When an unexpected error occurs in a method, java has to handle this exception. So it has to throw that exception and handle it some way. Lets see how :
Throwing an exception
Many kinds of errors can cause exceptions--problems ranging from serious hardware errors, such as a hard disk crash, to simple programming errors, such as trying to access an out-of-bounds array element. When such an error occurs within a Java method, the method creates an exception object and hands it off to the runtime system. The exception object contains information about the exception, including its type and the state of the program when the error occurred. The runtime system is then responsible for finding some code to handle the error.
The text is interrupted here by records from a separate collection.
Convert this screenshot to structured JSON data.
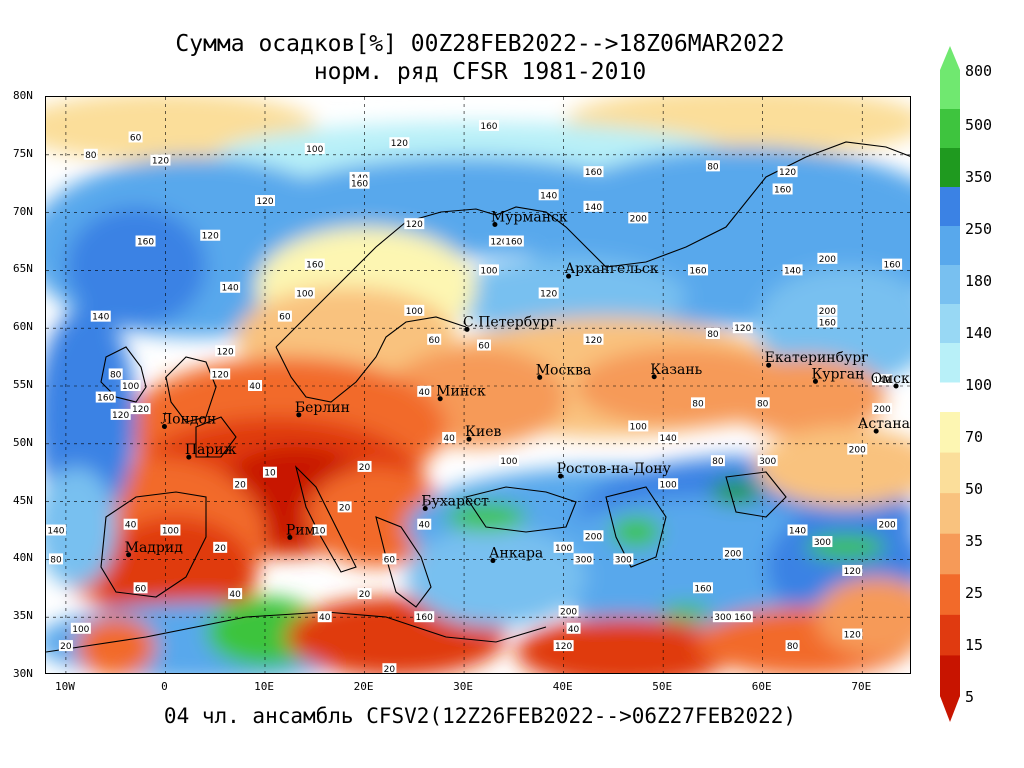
{
  "title": {
    "line1": "Сумма осадков[%] 00Z28FEB2022-->18Z06MAR2022",
    "line2": "норм. ряд CFSR 1981-2010"
  },
  "footer": "04 чл. ансамбль CFSV2(12Z26FEB2022-->06Z27FEB2022)",
  "lat_labels": [
    "80N",
    "75N",
    "70N",
    "65N",
    "60N",
    "55N",
    "50N",
    "45N",
    "40N",
    "35N",
    "30N"
  ],
  "lon_labels": [
    "10W",
    "0",
    "10E",
    "20E",
    "30E",
    "40E",
    "50E",
    "60E",
    "70E"
  ],
  "colorbar": {
    "labels": [
      "800",
      "500",
      "350",
      "250",
      "180",
      "140",
      "100",
      "70",
      "50",
      "35",
      "25",
      "15",
      "5"
    ],
    "upper_colors": [
      "#b8f0f8",
      "#98d8f4",
      "#78c0f0",
      "#58a8ec",
      "#3b82e4",
      "#1f9a1f",
      "#3ec43e",
      "#70e870"
    ],
    "lower_colors": [
      "#c81400",
      "#e03a10",
      "#f26a2a",
      "#f69a58",
      "#f9c27e",
      "#fbde9a",
      "#fdf6b2"
    ]
  },
  "cities": [
    {
      "name": "Мурманск",
      "lon": 33.1,
      "lat": 68.97
    },
    {
      "name": "Архангельск",
      "lon": 40.5,
      "lat": 64.5
    },
    {
      "name": "С.Петербург",
      "lon": 30.3,
      "lat": 59.9
    },
    {
      "name": "Москва",
      "lon": 37.6,
      "lat": 55.75
    },
    {
      "name": "Казань",
      "lon": 49.1,
      "lat": 55.8
    },
    {
      "name": "Екатеринбург",
      "lon": 60.6,
      "lat": 56.8
    },
    {
      "name": "Курган",
      "lon": 65.3,
      "lat": 55.4
    },
    {
      "name": "Омск",
      "lon": 73.4,
      "lat": 55.0
    },
    {
      "name": "Астана",
      "lon": 71.4,
      "lat": 51.1
    },
    {
      "name": "Минск",
      "lon": 27.6,
      "lat": 53.9
    },
    {
      "name": "Киев",
      "lon": 30.5,
      "lat": 50.4
    },
    {
      "name": "Берлин",
      "lon": 13.4,
      "lat": 52.5
    },
    {
      "name": "Лондон",
      "lon": -0.1,
      "lat": 51.5
    },
    {
      "name": "Париж",
      "lon": 2.35,
      "lat": 48.85
    },
    {
      "name": "Мадрид",
      "lon": -3.7,
      "lat": 40.4
    },
    {
      "name": "Рим",
      "lon": 12.5,
      "lat": 41.9
    },
    {
      "name": "Бухарест",
      "lon": 26.1,
      "lat": 44.4
    },
    {
      "name": "Ростов-на-Дону",
      "lon": 39.7,
      "lat": 47.2
    },
    {
      "name": "Анкара",
      "lon": 32.9,
      "lat": 39.9
    }
  ],
  "contour_values": [
    {
      "v": "60",
      "lon": -3,
      "lat": 76.5
    },
    {
      "v": "80",
      "lon": -7.5,
      "lat": 75
    },
    {
      "v": "120",
      "lon": -0.5,
      "lat": 74.5
    },
    {
      "v": "100",
      "lon": 15,
      "lat": 75.5
    },
    {
      "v": "120",
      "lon": 23.5,
      "lat": 76
    },
    {
      "v": "160",
      "lon": 32.5,
      "lat": 77.5
    },
    {
      "v": "140",
      "lon": 19.5,
      "lat": 73
    },
    {
      "v": "160",
      "lon": 19.5,
      "lat": 72.5
    },
    {
      "v": "120",
      "lon": 10,
      "lat": 71
    },
    {
      "v": "160",
      "lon": -2,
      "lat": 67.5
    },
    {
      "v": "120",
      "lon": 4.5,
      "lat": 68
    },
    {
      "v": "140",
      "lon": 6.5,
      "lat": 63.5
    },
    {
      "v": "160",
      "lon": 15,
      "lat": 65.5
    },
    {
      "v": "100",
      "lon": 14,
      "lat": 63
    },
    {
      "v": "140",
      "lon": -6.5,
      "lat": 61
    },
    {
      "v": "120",
      "lon": 6,
      "lat": 58
    },
    {
      "v": "60",
      "lon": 12,
      "lat": 61
    },
    {
      "v": "100",
      "lon": 25,
      "lat": 61.5
    },
    {
      "v": "120",
      "lon": 25,
      "lat": 69
    },
    {
      "v": "120",
      "lon": 33.5,
      "lat": 67.5
    },
    {
      "v": "160",
      "lon": 35,
      "lat": 67.5
    },
    {
      "v": "100",
      "lon": 32.5,
      "lat": 65
    },
    {
      "v": "140",
      "lon": 38.5,
      "lat": 71.5
    },
    {
      "v": "160",
      "lon": 43,
      "lat": 73.5
    },
    {
      "v": "140",
      "lon": 43,
      "lat": 70.5
    },
    {
      "v": "200",
      "lon": 47.5,
      "lat": 69.5
    },
    {
      "v": "160",
      "lon": 53.5,
      "lat": 65
    },
    {
      "v": "140",
      "lon": 63,
      "lat": 65
    },
    {
      "v": "200",
      "lon": 66.5,
      "lat": 66
    },
    {
      "v": "160",
      "lon": 62,
      "lat": 72
    },
    {
      "v": "80",
      "lon": 55,
      "lat": 74
    },
    {
      "v": "120",
      "lon": 62.5,
      "lat": 73.5
    },
    {
      "v": "120",
      "lon": 58,
      "lat": 60
    },
    {
      "v": "200",
      "lon": 66.5,
      "lat": 61.5
    },
    {
      "v": "160",
      "lon": 66.5,
      "lat": 60.5
    },
    {
      "v": "160",
      "lon": 73,
      "lat": 65.5
    },
    {
      "v": "120",
      "lon": 38.5,
      "lat": 63
    },
    {
      "v": "120",
      "lon": 43,
      "lat": 59
    },
    {
      "v": "80",
      "lon": 55,
      "lat": 59.5
    },
    {
      "v": "60",
      "lon": 32,
      "lat": 58.5
    },
    {
      "v": "60",
      "lon": 27,
      "lat": 59
    },
    {
      "v": "40",
      "lon": 26,
      "lat": 54.5
    },
    {
      "v": "40",
      "lon": 28.5,
      "lat": 50.5
    },
    {
      "v": "80",
      "lon": 53.5,
      "lat": 53.5
    },
    {
      "v": "80",
      "lon": 60,
      "lat": 53.5
    },
    {
      "v": "140",
      "lon": 72,
      "lat": 55.5
    },
    {
      "v": "200",
      "lon": 72,
      "lat": 53
    },
    {
      "v": "200",
      "lon": 69.5,
      "lat": 49.5
    },
    {
      "v": "100",
      "lon": 47.5,
      "lat": 51.5
    },
    {
      "v": "140",
      "lon": 50.5,
      "lat": 50.5
    },
    {
      "v": "80",
      "lon": 55.5,
      "lat": 48.5
    },
    {
      "v": "300",
      "lon": 60.5,
      "lat": 48.5
    },
    {
      "v": "100",
      "lon": 34.5,
      "lat": 48.5
    },
    {
      "v": "100",
      "lon": 50.5,
      "lat": 46.5
    },
    {
      "v": "200",
      "lon": 43,
      "lat": 42
    },
    {
      "v": "300",
      "lon": 46,
      "lat": 40
    },
    {
      "v": "300",
      "lon": 42,
      "lat": 40
    },
    {
      "v": "100",
      "lon": 40,
      "lat": 41
    },
    {
      "v": "200",
      "lon": 40.5,
      "lat": 35.5
    },
    {
      "v": "120",
      "lon": 40,
      "lat": 32.5
    },
    {
      "v": "160",
      "lon": 54,
      "lat": 37.5
    },
    {
      "v": "300",
      "lon": 56,
      "lat": 35
    },
    {
      "v": "160",
      "lon": 58,
      "lat": 35
    },
    {
      "v": "200",
      "lon": 57,
      "lat": 40.5
    },
    {
      "v": "140",
      "lon": 63.5,
      "lat": 42.5
    },
    {
      "v": "300",
      "lon": 66,
      "lat": 41.5
    },
    {
      "v": "120",
      "lon": 69,
      "lat": 39
    },
    {
      "v": "80",
      "lon": 63,
      "lat": 32.5
    },
    {
      "v": "120",
      "lon": 69,
      "lat": 33.5
    },
    {
      "v": "200",
      "lon": 72.5,
      "lat": 43
    },
    {
      "v": "40",
      "lon": 41,
      "lat": 34
    },
    {
      "v": "160",
      "lon": 26,
      "lat": 35
    },
    {
      "v": "40",
      "lon": 16,
      "lat": 35
    },
    {
      "v": "20",
      "lon": 20,
      "lat": 37
    },
    {
      "v": "20",
      "lon": 22.5,
      "lat": 30.5
    },
    {
      "v": "100",
      "lon": -8.5,
      "lat": 34
    },
    {
      "v": "20",
      "lon": -10,
      "lat": 32.5
    },
    {
      "v": "60",
      "lon": -2.5,
      "lat": 37.5
    },
    {
      "v": "20",
      "lon": 5.5,
      "lat": 41
    },
    {
      "v": "40",
      "lon": 7,
      "lat": 37
    },
    {
      "v": "40",
      "lon": -3.5,
      "lat": 43
    },
    {
      "v": "80",
      "lon": -11,
      "lat": 40
    },
    {
      "v": "140",
      "lon": -11,
      "lat": 42.5
    },
    {
      "v": "100",
      "lon": 0.5,
      "lat": 42.5
    },
    {
      "v": "20",
      "lon": 7.5,
      "lat": 46.5
    },
    {
      "v": "10",
      "lon": 10.5,
      "lat": 47.5
    },
    {
      "v": "10",
      "lon": 15.5,
      "lat": 42.5
    },
    {
      "v": "20",
      "lon": 18,
      "lat": 44.5
    },
    {
      "v": "20",
      "lon": 20,
      "lat": 48
    },
    {
      "v": "60",
      "lon": 22.5,
      "lat": 40
    },
    {
      "v": "40",
      "lon": 26,
      "lat": 43
    },
    {
      "v": "160",
      "lon": -6,
      "lat": 54
    },
    {
      "v": "120",
      "lon": -2.5,
      "lat": 53
    },
    {
      "v": "120",
      "lon": -4.5,
      "lat": 52.5
    },
    {
      "v": "100",
      "lon": -3.5,
      "lat": 55
    },
    {
      "v": "80",
      "lon": -5,
      "lat": 56
    },
    {
      "v": "40",
      "lon": 9,
      "lat": 55
    },
    {
      "v": "120",
      "lon": 5.5,
      "lat": 56
    }
  ],
  "map_extent": {
    "lon_min": -12,
    "lon_max": 75,
    "lat_min": 30,
    "lat_max": 80
  }
}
In Java terminology, creating an exception object and handing it to the runtime system is called throwing an exception.
Catching an exception
After a method throws an exception, the runtime system leaps into action to find someone to handle the exception. The set of possible "someones" to handle the exception is the set of methods in the call stack of the method where the error occurred. The runtime system searches backwards through the call stack, beginning with the method in which the error occurred, until it finds a method that contains an appropriate exception handler. An exception handler is considered appropriate if the type of the exception thrown is the same as the type of exception handled by the handler. Thus the exception bubbles up through the call stack until an appropriate handler is found and one of the calling methods handles the exception. The exception handler chosen is said to catch the exception.
If the runtime system exhaustively searches all of the methods on the call stack without finding an appropriate exception handler, the runtime system (and consequently the Java program) terminates.